With those estimates in hand, we then run XBCF again, this time including the propensity score as an extra feature.

xbcf_fit.ps = XBCF(scale(y), cbind(pihat,x), x, z, 
                 num_sweeps = sweeps, burnin = b, Nmin = 1, verbose = FALSE,
                 num_cutpoints = 20, max_depth = 250,
                 num_trees_pr = 20,  tau_pr = tau1, 
                 num_trees_trt = 20, alpha_trt = 0.7, beta_trt = 2, tau_trt = tau2)
## Warning in if (class(X) != "matrix") {: the condition has length > 1 and only
## the first element will be used
## Warning in if (class(y) != "matrix") {: the condition has length > 1 and only
## the first element will be used
tau.est3 = getTaus(xbcf_fit.ps)

And now we can plot the results against the truth and compute the root mean squared estimation error of the CATEs.

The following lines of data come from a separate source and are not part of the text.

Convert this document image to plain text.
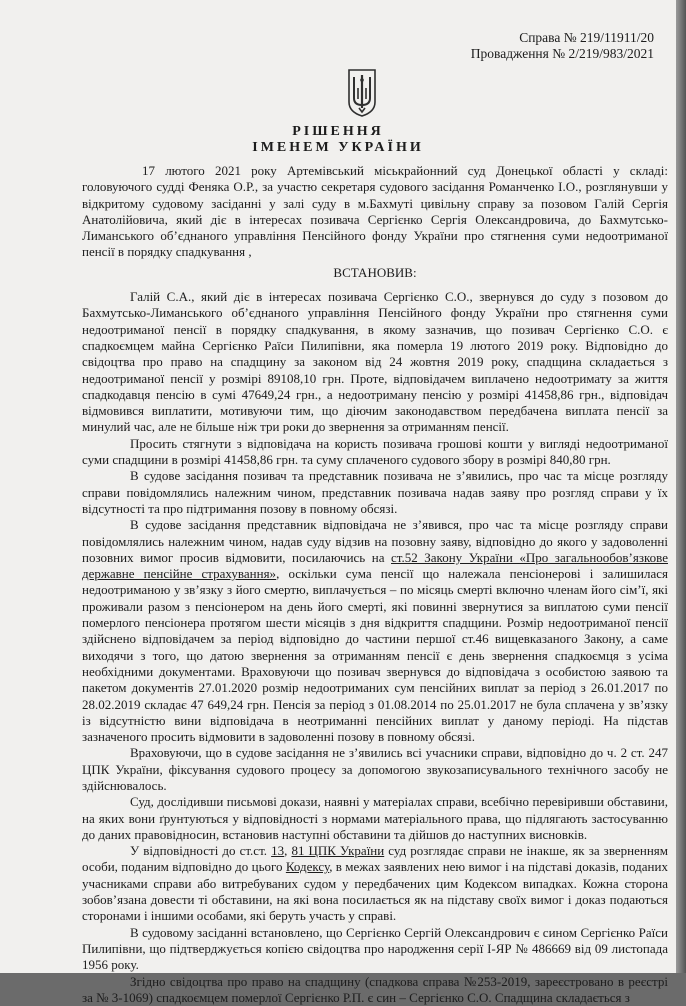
Справа № 219/11911/20
Провадження № 2/219/983/2021
РІШЕННЯ
ІМЕНЕМ УКРАЇНИ

17 лютого 2021 року Артемівський міськрайонний суд Донецької області у складі: головуючого судді Феняка О.Р., за участю секретаря судового засідання Романченко І.О., розглянувши у відкритому судовому засіданні у залі суду в м.Бахмуті цивільну справу за позовом Галій Сергія Анатолійовича, який діє в інтересах позивача Сергієнко Сергія Олександровича, до Бахмутсько-Лиманського об’єднаного управління Пенсійного фонду України про стягнення суми недоотриманої пенсії в порядку спадкування ,

ВСТАНОВИВ:

Галій С.А., який діє в інтересах позивача Сергієнко С.О., звернувся до суду з позовом до Бахмутсько-Лиманського об’єднаного управління Пенсійного фонду України про стягнення суми недоотриманої пенсії в порядку спадкування, в якому зазначив, що позивач Сергієнко С.О. є спадкоємцем майна Сергієнко Раїси Пилипівни, яка померла 19 лютого 2019 року. Відповідно до свідоцтва про право на спадщину за законом від 24 жовтня 2019 року, спадщина складається з недоотриманої пенсії у розмірі 89108,10 грн. Проте, відповідачем виплачено недоотримату за життя спадкодавця пенсію в сумі 47649,24 грн., а недоотриману пенсію у розмірі 41458,86 грн., відповідач відмовився виплатити, мотивуючи тим, що діючим законодавством передбачена виплата пенсії за минулий час, але не більше ніж три роки до звернення за отриманням пенсії.

Просить стягнути з відповідача на користь позивача грошові кошти у вигляді недоотриманої суми спадщини в розмірі 41458,86 грн. та суму сплаченого судового збору в розмірі 840,80 грн.

В судове засідання позивач та представник позивача не з’явились, про час та місце розгляду справи повідомлялись належним чином, представник позивача надав заяву про розгляд справи у їх відсутності та про підтримання позову в повному обсязі.

В судове засідання представник відповідача не з’явився, про час та місце розгляду справи повідомлялись належним чином, надав суду відзив на позовну заяву, відповідно до якого у задоволенні позовних вимог просив відмовити, посилаючись на ст.52 Закону України «Про загальнообов’язкове державне пенсійне страхування», оскільки сума пенсії що належала пенсіонерові і залишилася недоотриманою у зв’язку з його смертю, виплачується – по місяць смерті включно членам його сім’ї, які проживали разом з пенсіонером на день його смерті, які повинні звернутися за виплатою суми пенсії померлого пенсіонера протягом шести місяців з дня відкриття спадщини. Розмір недоотриманої пенсії здійснено відповідачем за період відповідно до частини першої ст.46 вищевказаного Закону, а саме виходячи з того, що датою звернення за отриманням пенсії є день звернення спадкоємця з усіма необхідними документами. Враховуючи що позивач звернувся до відповідача з особистою заявою та пакетом документів 27.01.2020 розмір недоотриманих сум пенсійних виплат за період з 26.01.2017 по 28.02.2019 складає 47 649,24 грн. Пенсія за період з 01.08.2014 по 25.01.2017 не була сплачена у зв’язку із відсутністю вини відповідача в неотриманні пенсійних виплат у даному періоді. На підстав зазначеного просить відмовити в задоволенні позову в повному обсязі.

Враховуючи, що в судове засідання не з’явились всі учасники справи, відповідно до ч. 2 ст. 247 ЦПК України, фіксування судового процесу за допомогою звукозаписувального технічного засобу не здійснювалось.

Суд, дослідивши письмові докази, наявні у матеріалах справи, всебічно перевіривши обставини, на яких вони ґрунтуються у відповідності з нормами матеріального права, що підлягають застосуванню до даних правовідносин, встановив наступні обставини та дійшов до наступних висновків.

У відповідності до ст.ст. 13, 81 ЦПК України суд розглядає справи не інакше, як за зверненням особи, поданим відповідно до цього Кодексу, в межах заявлених нею вимог і на підставі доказів, поданих учасниками справи або витребуваних судом у передбачених цим Кодексом випадках. Кожна сторона зобов’язана довести ті обставини, на які вона посилається як на підставу своїх вимог і доказ подаються сторонами і іншими особами, які беруть участь у справі.

В судовому засіданні встановлено, що Сергієнко Сергій Олександрович є сином Сергієнко Раїси Пилипівни, що підтверджується копією свідоцтва про народження серії І-ЯР № 486669 від 09 листопада 1956 року.

Згідно свідоцтва про право на спадщину (спадкова справа №253-2019, зареєстровано в реєстрі за № 3-1069) спадкоємцем померлої Сергієнко Р.П. є син – Сергієнко С.О. Спадщина складається з
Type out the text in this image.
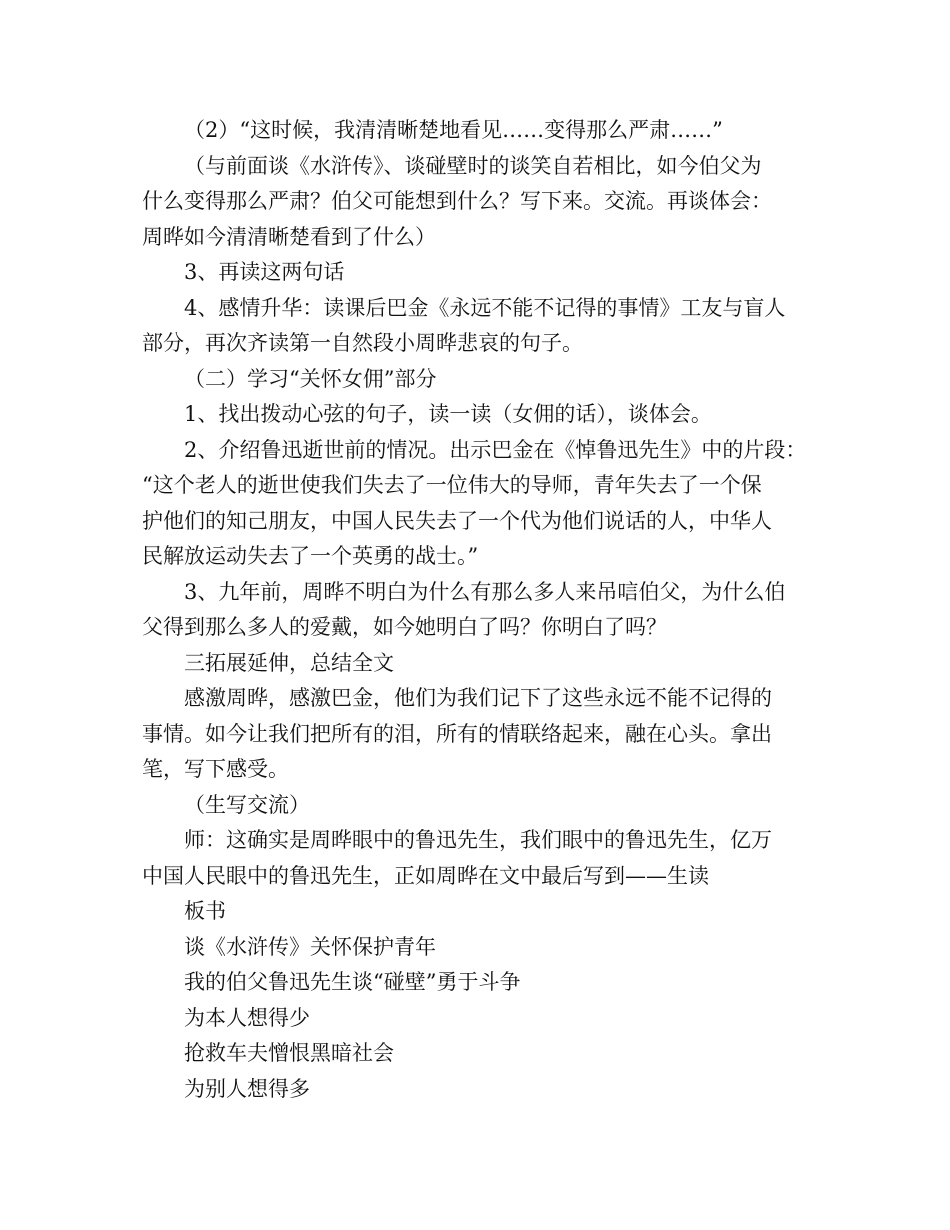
（2）“这时候，我清清晰楚地看见……变得那么严肃……”
（与前面谈《水浒传》、谈碰壁时的谈笑自若相比，如今伯父为
什么变得那么严肃？伯父可能想到什么？写下来。交流。再谈体会：
周晔如今清清晰楚看到了什么）
3、再读这两句话
4、感情升华：读课后巴金《永远不能不记得的事情》工友与盲人
部分，再次齐读第一自然段小周晔悲哀的句子。
（二）学习“关怀女佣”部分
1、找出拨动心弦的句子，读一读（女佣的话），谈体会。
2、介绍鲁迅逝世前的情况。出示巴金在《悼鲁迅先生》中的片段：
“这个老人的逝世使我们失去了一位伟大的导师，青年失去了一个保
护他们的知己朋友，中国人民失去了一个代为他们说话的人，中华人
民解放运动失去了一个英勇的战士。”
3、九年前，周晔不明白为什么有那么多人来吊唁伯父，为什么伯
父得到那么多人的爱戴，如今她明白了吗？你明白了吗？
三拓展延伸，总结全文
感激周晔，感激巴金，他们为我们记下了这些永远不能不记得的
事情。如今让我们把所有的泪，所有的情联络起来，融在心头。拿出
笔，写下感受。
（生写交流）
师：这确实是周晔眼中的鲁迅先生，我们眼中的鲁迅先生，亿万
中国人民眼中的鲁迅先生，正如周晔在文中最后写到——生读
板书
谈《水浒传》关怀保护青年
我的伯父鲁迅先生谈“碰壁”勇于斗争
为本人想得少
抢救车夫憎恨黑暗社会
为别人想得多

plot(x,tau(x),type='l',ylim=c(-1.5,1.5),col='red',lty=2,lwd=2,bty='n',ylab=expression(tau))
lines(x,tau.est1,col='lightgray',lwd=3)
lines(x,tau.est2,col='blue',lwd=3)
lines(x,tau.est3,col='green',lwd=3)

rmse1 = sqrt(mean((tau(x)-tau.est1)^2))
rmse2 = sqrt(mean((tau(x)-tau.est2)^2))
rmse3 = sqrt(mean((tau(x)-tau.est3)^2))

print(round(c(rmse1,rmse2,rmse3),2))
## [1] 1.15 0.45 0.18

The pattern here is bad (gray), better (blue), best (green) from left to right. The true heterogeneous treatment effect function is depicted by the dashed red line. The third approach (the approach we advocate for in the BCF paper) is not always better, but it is most of the time, sometimes by a very large margin. Try it out yourself, varying the sample size (\(n\)) and the two difficulty parameters (\(v\) and \(\sigma\)).

Conclusions

There are now many researchers working at the intersection of machine learning and causal inference. What distinguishes our work is a focus on building tools that work in practice, which requires understanding the role of regularization in causal inference and engineering methods that impose effective regularization schemes that have been calibrated to the kind of data we expect to encounter in common applications.